My coworkers tell me that I am doing well and not to be so hard on myself. I had 14 weeks of orientation (phase 1 of orientation), and the last three of those were to transition me to the night shift. I was upfront and honest with my employers and I asked for more time because I did not want to cut the cord, so they gave me two additional weeks. My preceptors felt that I am ready and that I am conscientious and safe, but I still feel like I am constantly going to them to validate my thoughts. I secretly wonder if that will eventually annoy them.

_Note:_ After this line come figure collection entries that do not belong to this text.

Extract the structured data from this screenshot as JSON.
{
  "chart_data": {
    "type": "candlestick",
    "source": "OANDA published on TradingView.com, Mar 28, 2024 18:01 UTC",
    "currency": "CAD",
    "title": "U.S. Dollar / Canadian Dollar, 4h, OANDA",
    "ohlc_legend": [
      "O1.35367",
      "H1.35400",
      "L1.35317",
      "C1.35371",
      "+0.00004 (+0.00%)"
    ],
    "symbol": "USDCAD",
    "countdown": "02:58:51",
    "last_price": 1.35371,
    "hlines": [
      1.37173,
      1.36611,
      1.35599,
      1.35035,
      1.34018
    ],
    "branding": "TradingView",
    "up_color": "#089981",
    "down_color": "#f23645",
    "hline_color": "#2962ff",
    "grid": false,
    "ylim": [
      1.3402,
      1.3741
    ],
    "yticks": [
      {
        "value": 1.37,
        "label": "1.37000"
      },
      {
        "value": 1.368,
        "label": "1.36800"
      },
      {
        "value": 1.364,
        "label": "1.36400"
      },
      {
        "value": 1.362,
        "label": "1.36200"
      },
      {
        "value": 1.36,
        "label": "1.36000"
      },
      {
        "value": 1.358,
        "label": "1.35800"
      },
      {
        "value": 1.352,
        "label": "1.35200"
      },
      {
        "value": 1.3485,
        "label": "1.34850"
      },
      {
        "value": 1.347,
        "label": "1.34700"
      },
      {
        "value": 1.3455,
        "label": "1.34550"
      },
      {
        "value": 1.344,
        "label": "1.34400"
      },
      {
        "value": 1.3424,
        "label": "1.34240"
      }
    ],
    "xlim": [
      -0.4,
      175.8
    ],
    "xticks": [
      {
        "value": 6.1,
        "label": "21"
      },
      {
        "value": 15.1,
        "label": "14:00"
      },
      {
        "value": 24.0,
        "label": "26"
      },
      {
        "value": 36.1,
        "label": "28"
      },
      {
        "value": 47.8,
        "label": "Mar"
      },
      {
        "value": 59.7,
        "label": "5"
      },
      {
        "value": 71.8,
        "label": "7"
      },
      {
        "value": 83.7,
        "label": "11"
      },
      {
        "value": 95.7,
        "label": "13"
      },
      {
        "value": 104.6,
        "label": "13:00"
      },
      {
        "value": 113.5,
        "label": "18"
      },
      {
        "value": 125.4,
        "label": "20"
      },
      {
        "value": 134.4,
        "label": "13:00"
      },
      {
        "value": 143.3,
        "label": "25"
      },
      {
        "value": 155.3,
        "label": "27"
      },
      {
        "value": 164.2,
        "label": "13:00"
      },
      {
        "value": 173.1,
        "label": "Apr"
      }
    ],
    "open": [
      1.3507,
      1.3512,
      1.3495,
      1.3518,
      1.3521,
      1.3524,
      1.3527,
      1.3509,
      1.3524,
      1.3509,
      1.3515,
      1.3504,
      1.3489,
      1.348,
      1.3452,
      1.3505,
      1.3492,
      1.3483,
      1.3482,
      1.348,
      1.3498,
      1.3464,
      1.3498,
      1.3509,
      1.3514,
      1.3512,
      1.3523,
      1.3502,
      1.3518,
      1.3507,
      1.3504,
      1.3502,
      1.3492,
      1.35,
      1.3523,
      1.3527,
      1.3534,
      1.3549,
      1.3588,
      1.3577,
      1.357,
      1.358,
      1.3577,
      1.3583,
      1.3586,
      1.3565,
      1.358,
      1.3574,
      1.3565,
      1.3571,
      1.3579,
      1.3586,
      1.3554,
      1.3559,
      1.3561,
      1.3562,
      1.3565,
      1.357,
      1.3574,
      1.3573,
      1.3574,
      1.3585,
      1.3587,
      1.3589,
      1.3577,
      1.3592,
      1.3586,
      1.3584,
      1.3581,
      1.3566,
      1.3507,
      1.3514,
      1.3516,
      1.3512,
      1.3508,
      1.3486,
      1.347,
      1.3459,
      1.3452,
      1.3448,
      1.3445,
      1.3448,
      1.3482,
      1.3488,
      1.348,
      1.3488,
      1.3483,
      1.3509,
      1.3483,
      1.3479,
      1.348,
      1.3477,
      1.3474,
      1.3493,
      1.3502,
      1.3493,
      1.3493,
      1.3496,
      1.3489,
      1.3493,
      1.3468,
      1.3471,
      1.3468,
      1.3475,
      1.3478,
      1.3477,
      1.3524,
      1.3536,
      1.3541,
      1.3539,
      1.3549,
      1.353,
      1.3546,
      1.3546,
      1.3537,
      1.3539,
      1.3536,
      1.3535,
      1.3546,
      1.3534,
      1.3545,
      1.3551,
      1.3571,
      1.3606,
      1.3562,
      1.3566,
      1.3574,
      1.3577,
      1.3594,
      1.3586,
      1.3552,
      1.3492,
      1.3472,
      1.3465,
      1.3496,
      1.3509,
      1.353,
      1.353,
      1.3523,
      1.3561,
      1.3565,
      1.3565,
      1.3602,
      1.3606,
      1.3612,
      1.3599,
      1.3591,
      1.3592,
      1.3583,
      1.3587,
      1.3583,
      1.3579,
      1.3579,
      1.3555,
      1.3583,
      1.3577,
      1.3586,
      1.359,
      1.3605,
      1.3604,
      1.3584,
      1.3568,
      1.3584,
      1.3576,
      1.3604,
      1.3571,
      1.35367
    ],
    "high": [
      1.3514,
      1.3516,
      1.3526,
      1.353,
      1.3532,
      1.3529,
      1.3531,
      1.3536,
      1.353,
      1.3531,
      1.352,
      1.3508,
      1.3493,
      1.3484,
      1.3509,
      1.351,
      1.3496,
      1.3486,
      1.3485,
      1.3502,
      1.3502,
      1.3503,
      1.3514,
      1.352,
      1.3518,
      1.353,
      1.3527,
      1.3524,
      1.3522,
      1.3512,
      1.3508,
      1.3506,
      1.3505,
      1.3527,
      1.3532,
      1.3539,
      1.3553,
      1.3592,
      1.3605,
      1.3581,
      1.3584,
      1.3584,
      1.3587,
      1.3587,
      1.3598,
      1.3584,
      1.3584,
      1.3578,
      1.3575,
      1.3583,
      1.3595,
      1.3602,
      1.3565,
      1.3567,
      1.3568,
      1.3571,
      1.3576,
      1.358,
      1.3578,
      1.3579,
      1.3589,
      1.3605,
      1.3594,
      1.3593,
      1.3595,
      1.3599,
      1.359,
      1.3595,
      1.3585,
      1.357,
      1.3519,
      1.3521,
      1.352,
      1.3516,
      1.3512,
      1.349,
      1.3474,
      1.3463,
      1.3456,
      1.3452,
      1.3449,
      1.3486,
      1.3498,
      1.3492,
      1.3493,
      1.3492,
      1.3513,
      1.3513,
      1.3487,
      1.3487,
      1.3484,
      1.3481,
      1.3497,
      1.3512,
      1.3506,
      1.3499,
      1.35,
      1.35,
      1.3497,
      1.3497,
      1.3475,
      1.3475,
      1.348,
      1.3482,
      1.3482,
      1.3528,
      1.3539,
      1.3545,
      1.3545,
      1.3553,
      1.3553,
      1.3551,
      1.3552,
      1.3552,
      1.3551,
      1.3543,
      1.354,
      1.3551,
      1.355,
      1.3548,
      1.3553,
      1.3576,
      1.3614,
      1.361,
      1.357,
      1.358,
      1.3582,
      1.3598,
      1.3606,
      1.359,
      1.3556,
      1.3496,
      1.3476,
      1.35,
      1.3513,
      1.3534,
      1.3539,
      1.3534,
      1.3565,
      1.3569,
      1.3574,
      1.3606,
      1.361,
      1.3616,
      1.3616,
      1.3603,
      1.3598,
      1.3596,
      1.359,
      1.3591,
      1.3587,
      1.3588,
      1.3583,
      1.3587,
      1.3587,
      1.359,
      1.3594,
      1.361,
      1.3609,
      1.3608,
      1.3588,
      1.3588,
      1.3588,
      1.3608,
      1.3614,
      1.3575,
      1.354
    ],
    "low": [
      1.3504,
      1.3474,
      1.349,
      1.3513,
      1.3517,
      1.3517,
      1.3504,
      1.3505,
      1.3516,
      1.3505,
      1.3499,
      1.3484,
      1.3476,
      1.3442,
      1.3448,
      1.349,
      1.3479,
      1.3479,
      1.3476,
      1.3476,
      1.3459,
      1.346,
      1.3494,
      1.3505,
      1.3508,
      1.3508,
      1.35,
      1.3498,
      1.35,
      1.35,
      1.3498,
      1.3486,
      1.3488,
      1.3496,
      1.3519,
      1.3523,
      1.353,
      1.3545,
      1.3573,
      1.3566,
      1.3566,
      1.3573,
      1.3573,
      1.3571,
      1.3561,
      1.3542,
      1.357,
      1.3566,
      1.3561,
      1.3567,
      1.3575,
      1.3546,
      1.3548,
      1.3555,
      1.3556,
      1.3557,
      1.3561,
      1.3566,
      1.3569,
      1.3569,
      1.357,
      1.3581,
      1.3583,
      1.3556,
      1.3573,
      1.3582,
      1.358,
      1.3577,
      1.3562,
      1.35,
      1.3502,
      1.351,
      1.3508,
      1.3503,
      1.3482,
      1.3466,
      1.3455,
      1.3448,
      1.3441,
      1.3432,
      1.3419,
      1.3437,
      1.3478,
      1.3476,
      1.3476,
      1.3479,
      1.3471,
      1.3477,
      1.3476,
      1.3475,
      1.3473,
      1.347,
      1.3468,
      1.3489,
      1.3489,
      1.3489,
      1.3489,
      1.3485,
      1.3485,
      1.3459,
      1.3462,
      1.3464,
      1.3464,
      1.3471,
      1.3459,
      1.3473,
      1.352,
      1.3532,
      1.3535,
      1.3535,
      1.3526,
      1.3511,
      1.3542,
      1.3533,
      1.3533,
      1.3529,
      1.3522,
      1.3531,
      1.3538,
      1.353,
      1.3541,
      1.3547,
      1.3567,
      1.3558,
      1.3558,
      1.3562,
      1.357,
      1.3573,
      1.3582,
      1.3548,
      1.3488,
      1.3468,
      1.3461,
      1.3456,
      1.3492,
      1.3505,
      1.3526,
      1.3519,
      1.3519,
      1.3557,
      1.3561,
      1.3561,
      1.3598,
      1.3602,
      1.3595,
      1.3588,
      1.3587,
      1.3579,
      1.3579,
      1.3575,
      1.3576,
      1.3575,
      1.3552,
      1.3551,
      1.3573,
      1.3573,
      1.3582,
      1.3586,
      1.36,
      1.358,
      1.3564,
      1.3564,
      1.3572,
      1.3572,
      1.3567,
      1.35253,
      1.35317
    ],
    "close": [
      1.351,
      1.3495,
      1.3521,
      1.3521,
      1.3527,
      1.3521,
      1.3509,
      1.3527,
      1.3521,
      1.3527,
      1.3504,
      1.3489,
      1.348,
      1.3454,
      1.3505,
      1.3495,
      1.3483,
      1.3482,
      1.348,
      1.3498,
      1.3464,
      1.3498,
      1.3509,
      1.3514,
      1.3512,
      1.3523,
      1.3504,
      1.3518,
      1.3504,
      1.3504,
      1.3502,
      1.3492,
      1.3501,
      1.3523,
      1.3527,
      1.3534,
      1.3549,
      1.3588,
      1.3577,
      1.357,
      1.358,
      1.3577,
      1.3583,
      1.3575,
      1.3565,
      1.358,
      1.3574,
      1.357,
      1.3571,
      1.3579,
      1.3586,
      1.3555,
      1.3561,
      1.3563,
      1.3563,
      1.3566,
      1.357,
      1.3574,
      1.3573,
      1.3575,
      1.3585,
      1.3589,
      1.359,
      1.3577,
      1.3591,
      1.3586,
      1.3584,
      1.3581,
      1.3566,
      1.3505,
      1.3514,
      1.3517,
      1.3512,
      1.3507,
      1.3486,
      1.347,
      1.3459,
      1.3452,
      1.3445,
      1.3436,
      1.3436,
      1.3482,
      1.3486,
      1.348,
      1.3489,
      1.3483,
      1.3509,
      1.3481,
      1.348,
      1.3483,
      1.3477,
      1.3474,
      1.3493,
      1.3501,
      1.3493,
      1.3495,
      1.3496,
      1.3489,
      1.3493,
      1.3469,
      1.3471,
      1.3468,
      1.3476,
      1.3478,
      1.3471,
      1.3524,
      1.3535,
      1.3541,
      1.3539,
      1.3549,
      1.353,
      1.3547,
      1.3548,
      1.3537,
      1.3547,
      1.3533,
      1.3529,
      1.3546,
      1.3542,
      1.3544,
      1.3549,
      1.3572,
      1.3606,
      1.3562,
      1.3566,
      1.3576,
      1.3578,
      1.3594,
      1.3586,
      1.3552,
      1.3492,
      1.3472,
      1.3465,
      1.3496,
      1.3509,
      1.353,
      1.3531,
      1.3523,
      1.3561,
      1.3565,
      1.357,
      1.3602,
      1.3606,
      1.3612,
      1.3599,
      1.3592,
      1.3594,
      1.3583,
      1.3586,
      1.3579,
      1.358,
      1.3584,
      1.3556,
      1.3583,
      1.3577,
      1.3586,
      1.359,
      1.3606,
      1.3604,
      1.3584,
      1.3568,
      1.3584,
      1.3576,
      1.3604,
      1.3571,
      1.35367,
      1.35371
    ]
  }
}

Here is a great way to limit the likelihood they will get annoyed with your questions: explain what is going on with your patient, then say what YOU think needs to be done, rather than asking them what you should do. They can then confirm or correct as needed.

This way, they can try to gauge your critical thinking abilities and how to guide you best. And it can also serve as a great confidence boost if you give your opinion or idea and an experienced nurse tells you that you are right on!

Oh, and this soon after graduation, if you weren't still feeling this way, THAT would concern me. It took me something like 1-2 years before I started to gain some confidence in my nursing abilities and instincts. Just relax and give yourself a break. The fact that you even got this job in ICU as a new grad means that you must have impressed someone!

I look at like this: My question may be the only thing between life and death for this patient. That way there is no question, ASK!